Has Nagaland University Developed a Cost-Effective Material for Energy Storage Devices?

Kohima, May 5 (NationPress) A collaborative research team led by Nagaland University has pioneered an affordable and innovative technique to fabricate a cutting-edge material intended for the next generation of energy storage devices known as ‘Supercapacitors’, as stated by officials on Monday.

An official from the university highlighted that these devices are increasingly recognized for their capacity to store substantial energy while allowing for rapid charging, setting them apart from conventional batteries.

These supercapacitors are viewed as a viable answer to the escalating need for more efficient and sustainable energy systems.

A fundamental factor influencing a supercapacitor’s performance lies in the materials utilized for its electrodes. Unfortunately, the high costs associated with these materials have hindered their widespread adoption.

This research aligns well with India’s expanding emphasis on clean energy and environmentally-conscious technologies.

The research team has devised an innovative method to produce aminated graphene, a derivative of reduced graphene oxide, which is notably more cost-effective and expedites the entire production process compared to traditional methods.

Moreover, the resultant material showcased excellent electrochemical properties, potentially enhancing both the performance and affordability of energy storage systems.

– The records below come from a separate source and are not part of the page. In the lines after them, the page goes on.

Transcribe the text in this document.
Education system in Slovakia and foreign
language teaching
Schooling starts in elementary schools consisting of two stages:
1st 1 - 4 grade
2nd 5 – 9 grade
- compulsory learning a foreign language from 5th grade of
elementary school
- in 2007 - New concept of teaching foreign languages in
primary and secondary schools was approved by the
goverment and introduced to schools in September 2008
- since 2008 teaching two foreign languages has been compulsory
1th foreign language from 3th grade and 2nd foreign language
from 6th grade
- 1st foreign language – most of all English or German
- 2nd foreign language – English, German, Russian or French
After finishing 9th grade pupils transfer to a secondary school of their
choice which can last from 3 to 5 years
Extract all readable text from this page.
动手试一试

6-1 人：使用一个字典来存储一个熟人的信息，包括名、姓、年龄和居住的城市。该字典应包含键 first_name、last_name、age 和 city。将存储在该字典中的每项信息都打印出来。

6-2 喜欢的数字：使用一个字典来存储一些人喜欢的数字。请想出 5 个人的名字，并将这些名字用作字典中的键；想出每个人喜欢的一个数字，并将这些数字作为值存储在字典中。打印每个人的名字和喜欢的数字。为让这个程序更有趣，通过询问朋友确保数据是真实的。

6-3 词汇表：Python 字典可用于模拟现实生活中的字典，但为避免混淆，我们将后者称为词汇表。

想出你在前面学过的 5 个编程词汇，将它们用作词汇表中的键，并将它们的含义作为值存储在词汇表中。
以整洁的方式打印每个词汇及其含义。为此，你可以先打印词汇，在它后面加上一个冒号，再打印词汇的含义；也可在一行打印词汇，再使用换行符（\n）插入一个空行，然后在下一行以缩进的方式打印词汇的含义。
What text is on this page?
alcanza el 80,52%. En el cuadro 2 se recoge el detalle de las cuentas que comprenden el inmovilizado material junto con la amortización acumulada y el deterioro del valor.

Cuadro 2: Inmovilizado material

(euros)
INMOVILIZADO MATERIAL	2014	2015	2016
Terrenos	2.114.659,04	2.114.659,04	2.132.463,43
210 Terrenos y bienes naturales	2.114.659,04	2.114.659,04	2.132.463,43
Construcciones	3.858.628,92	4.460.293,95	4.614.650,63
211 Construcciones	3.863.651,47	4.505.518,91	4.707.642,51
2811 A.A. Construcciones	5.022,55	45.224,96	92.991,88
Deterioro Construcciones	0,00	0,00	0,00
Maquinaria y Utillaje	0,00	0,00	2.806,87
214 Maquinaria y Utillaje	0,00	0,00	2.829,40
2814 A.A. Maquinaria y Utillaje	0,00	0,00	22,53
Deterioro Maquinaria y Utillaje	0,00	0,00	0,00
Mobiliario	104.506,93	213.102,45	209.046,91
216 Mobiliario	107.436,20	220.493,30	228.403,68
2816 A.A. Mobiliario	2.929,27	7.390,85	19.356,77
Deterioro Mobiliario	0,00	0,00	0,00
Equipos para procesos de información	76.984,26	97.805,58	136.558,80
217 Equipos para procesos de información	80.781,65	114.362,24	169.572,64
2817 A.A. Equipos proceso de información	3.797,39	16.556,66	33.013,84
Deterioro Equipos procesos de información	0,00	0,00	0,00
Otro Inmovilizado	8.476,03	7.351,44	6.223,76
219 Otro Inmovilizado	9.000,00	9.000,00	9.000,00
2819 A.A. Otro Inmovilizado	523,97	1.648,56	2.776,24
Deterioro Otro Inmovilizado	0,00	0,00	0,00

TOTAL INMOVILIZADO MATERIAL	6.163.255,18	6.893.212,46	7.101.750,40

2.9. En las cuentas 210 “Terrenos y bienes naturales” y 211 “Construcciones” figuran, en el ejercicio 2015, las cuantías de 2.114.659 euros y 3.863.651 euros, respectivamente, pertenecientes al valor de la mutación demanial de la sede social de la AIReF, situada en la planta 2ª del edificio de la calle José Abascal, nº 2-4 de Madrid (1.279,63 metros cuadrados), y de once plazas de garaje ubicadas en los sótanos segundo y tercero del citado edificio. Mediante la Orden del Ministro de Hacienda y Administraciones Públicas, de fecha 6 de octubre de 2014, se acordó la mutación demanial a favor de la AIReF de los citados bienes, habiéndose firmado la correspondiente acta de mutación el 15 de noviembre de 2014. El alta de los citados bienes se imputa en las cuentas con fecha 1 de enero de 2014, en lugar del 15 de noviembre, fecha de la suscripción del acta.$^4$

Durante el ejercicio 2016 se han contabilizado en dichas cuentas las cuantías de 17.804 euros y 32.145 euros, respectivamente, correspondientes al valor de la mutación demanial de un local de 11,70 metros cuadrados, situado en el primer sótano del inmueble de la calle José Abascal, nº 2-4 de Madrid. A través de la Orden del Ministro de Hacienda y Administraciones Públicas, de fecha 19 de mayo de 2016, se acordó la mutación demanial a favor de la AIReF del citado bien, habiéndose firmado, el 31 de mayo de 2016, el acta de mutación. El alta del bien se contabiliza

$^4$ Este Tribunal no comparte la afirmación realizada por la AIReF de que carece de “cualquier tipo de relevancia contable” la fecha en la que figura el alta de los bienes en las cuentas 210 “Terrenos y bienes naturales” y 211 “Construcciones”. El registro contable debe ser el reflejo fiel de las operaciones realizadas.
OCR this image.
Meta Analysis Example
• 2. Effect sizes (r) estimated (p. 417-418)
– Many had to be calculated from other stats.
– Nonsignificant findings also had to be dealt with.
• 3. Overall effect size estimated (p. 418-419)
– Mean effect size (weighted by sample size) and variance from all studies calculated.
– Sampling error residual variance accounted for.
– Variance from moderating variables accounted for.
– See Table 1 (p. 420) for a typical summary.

Initial laboratory evaluations have yielded encouraging outcomes, and the research has already garnered an Indian patent. The project is now poised for potential commercial application, according to the official.

This groundbreaking research was conducted by a team featuring researchers from Nagaland University, Visvesvaraya Technological University in Karnataka, and Nagarjuna College of Engineering and Technology, also in Karnataka.

They have successfully devised economical approaches to produce high-performance ‘functionalised graphene’ for supercapacitor applications.

This material offers a broad electrochemical window, remarkable stability, and an impressive energy density. The findings were published in a prestigious journal that serves as a platform for original research across various scientific domains.

Discussing this research, Prof. Dipak Sinha from the Department of Chemistry at Nagaland University remarked, “In contrast to traditional methods that are often time-consuming and resource-intensive, our novel approach operates under moderate temperature and pressure, making it more energy-efficient and suitable for large-scale production.”

He emphasized that the resulting material not only simplifies the manufacturing process but also markedly enhances performance, allowing for a supercapacitor featuring a wide 2.2 V electrochemical window, an energy density surpassing 50 Wh/kg, and a remarkable 98 percent energy retention after 10,000 cycles.

Significantly, this method achieves a fivefold increase in gravimetric energy density when compared to its non-aminated counterpart, showcasing both scientific innovation and commercial viability, according to Prof. Sinha.